Measurement window must be long enough. A ten-minute burst test tells you almost nothing. Run for at least 60 minutes to capture scheduling variance, memory pressure patterns, and any warm-up effects. GPU-backed endpoints in particular can exhibit different latency profiles during the first few minutes of a cold start versus steady-state operation.

Warm versus cold runs matter. On GPU systems, the first few inference calls often pay a JIT compilation or CUDA kernel caching penalty. On LPU systems, the model is pre-compiled, so cold-start overhead is minimal — but the hardware itself may have a warm-up period as the on-chip caches populate. Run your benchmark long enough for both platforms to reach steady state, then measure.

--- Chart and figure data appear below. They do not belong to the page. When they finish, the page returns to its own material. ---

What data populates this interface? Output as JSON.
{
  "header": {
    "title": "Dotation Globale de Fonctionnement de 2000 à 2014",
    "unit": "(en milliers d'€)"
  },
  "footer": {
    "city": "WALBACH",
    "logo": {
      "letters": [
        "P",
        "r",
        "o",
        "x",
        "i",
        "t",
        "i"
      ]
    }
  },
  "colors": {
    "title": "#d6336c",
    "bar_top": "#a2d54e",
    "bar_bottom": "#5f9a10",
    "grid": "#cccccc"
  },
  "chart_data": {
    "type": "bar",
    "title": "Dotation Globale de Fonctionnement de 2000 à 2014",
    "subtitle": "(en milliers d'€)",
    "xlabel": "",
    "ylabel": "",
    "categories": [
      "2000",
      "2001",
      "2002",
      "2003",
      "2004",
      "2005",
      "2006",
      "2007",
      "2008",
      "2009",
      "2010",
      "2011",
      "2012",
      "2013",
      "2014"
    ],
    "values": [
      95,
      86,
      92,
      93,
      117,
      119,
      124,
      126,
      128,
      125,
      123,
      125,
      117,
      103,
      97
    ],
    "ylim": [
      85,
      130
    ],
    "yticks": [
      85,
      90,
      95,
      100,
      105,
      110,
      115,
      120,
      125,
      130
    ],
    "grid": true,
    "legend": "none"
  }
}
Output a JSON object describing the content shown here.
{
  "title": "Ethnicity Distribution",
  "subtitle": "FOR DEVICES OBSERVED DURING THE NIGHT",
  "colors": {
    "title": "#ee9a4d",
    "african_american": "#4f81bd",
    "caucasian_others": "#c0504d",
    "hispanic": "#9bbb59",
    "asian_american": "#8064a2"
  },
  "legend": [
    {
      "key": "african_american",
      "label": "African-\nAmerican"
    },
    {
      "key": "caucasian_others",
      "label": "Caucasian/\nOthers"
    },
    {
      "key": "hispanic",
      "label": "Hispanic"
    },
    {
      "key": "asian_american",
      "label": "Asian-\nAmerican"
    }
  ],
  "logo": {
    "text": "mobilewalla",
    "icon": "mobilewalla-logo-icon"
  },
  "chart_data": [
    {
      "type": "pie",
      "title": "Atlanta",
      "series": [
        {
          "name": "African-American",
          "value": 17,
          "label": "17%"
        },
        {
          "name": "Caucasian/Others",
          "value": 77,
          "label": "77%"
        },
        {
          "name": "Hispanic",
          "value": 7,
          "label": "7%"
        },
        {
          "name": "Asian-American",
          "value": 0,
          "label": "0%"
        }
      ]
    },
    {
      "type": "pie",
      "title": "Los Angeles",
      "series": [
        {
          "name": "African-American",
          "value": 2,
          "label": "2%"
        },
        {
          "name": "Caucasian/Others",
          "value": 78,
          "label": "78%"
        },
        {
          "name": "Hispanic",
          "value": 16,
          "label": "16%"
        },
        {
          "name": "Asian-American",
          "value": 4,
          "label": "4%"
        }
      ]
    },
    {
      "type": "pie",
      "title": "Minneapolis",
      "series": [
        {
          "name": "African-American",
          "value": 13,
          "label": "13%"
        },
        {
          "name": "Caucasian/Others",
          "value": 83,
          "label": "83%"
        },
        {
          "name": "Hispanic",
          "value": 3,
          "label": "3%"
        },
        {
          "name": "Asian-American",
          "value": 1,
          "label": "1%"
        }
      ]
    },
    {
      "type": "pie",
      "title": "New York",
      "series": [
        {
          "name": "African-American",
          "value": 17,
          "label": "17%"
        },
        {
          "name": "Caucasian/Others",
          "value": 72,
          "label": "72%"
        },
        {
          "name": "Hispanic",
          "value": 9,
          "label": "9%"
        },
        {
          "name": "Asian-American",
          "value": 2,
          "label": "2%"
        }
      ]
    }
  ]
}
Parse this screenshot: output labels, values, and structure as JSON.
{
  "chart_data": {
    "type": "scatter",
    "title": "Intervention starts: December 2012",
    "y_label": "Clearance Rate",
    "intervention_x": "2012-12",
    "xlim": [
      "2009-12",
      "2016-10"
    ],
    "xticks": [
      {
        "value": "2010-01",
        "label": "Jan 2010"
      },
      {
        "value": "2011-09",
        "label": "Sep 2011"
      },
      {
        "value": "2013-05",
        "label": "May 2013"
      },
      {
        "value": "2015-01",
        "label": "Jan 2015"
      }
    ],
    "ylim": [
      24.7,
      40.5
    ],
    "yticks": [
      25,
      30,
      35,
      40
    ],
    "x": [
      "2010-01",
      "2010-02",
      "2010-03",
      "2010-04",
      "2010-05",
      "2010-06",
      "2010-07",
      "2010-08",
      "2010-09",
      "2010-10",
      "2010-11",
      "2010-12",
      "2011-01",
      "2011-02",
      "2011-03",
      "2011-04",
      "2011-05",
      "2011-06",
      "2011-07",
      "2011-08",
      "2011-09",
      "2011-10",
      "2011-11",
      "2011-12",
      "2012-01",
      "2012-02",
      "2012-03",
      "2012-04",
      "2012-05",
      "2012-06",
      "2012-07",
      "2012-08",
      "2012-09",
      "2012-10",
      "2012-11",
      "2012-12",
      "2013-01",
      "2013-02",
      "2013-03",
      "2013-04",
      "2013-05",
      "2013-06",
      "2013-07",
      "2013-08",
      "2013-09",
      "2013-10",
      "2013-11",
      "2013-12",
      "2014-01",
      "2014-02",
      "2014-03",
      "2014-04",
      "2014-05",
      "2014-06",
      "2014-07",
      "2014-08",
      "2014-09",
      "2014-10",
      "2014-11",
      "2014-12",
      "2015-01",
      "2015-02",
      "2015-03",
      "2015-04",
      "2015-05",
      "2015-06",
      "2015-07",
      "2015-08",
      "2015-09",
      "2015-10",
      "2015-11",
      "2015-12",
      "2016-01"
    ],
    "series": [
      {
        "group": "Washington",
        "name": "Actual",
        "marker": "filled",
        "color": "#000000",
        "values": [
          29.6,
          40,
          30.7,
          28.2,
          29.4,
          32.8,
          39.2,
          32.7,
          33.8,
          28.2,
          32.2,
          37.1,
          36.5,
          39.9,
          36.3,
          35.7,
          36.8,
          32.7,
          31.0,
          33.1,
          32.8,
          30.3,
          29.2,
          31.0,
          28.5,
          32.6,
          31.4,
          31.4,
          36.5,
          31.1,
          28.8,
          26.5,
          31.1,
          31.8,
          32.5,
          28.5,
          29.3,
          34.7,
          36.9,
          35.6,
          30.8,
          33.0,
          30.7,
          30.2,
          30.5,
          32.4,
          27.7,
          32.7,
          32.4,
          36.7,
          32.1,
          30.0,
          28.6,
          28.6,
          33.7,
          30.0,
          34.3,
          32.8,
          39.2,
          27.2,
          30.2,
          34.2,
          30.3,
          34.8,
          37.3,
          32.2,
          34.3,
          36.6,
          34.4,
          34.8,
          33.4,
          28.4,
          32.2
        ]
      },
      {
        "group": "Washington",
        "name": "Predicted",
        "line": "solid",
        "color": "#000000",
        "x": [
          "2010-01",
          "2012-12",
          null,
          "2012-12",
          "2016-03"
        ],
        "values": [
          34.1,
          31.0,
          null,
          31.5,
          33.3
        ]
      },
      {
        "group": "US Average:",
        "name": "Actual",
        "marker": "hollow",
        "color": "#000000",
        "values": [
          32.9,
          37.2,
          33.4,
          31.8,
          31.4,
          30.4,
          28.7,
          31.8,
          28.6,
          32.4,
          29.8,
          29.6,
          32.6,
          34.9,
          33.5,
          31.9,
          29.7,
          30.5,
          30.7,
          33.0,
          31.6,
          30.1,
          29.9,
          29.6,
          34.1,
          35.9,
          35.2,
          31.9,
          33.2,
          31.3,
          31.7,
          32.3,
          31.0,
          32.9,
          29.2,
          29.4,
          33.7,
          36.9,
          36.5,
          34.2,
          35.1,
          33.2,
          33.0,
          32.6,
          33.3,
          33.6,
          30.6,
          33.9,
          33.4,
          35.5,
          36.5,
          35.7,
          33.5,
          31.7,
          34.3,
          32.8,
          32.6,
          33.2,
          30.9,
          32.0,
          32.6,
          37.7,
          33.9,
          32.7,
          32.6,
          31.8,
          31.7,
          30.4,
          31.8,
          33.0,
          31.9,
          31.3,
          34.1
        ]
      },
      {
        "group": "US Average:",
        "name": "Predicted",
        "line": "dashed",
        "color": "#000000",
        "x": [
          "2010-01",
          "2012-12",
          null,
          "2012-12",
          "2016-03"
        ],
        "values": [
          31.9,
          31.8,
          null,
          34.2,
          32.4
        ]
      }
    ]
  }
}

The metrics you report should center on TTFT at P50, P95, and P99, plus sustained TPS at each concurrency level. Anything less is anecdotal. And if you're publishing those results internally to drive a deployment decision, include the raw distribution — not just the mean. A platform with a 150ms mean TTFT but a 1.2-second P99 is a very different product experience than one with a 120ms mean and a 200ms P99.

Strategic Deployment: Matching Hardware to Inference Requirements

Here's where I land on this, and I won't hedge.

If your product requires a human to wait for a response — a chat interface, an AI coding assistant, a real-time translation layer, an agent executing a multi-step workflow — and latency is a user experience requirement, not just a performance optimization, then LPU-class inference is the architecture to evaluate first. The deterministic execution model and SRAM-based memory access deliver a qualitatively different experience. Users feel the difference. It's not a marginal improvement; it's the difference between "instant" and "waiting."

If you're running batch processing, offline evaluation, model training, or high-concurrency workloads where individual request latency is secondary to aggregate throughput, GPUs remain the workhorse. No LPU on the market today can touch the H100's training throughput or its flexibility across mixed workloads.

There's a middle ground that's worth calling out: hybrid architectures. Some teams are deploying GPU clusters for offline and batch workloads while routing latency-sensitive traffic to LPU endpoints. The orchestration layer — a routing proxy that inspects the incoming request and sends it to the right backend based on latency requirements, prompt length, or user tier — adds operational complexity, but it lets you optimize cost and performance simultaneously. This pattern is still early, and the tooling is immature, but it's the direction the infrastructure stack is moving for teams that can't afford to pick one horse.

The deployment decision also has a financial dimension that teams often underweight. Infrastructure costs scale differently: GPU clusters offer economies of scale across diverse workloads, while LPU deployments are optimized for a narrower but critical slice of the inference stack. For teams thinking about long-term capital allocation — whether you're a startup burning runway or an enterprise optimizing cloud spend — understanding the cost-per-token at your actual concurrency level is as important as the raw speed numbers. The silicon you bet on shapes both your product and your balance sheet.

Choosing between LPU and GPU inference isn't a hardware preference — it's a product decision. The latency your users experience is the latency you chose to ship.

The honest answer to "which is faster?" is: faster at what, for whom, under what load, at what cost? Run the benchmark yourself. Control the variables. Measure what your users actually feel. And then ship the architecture that matches your product's promise — not a vendor's spec sheet.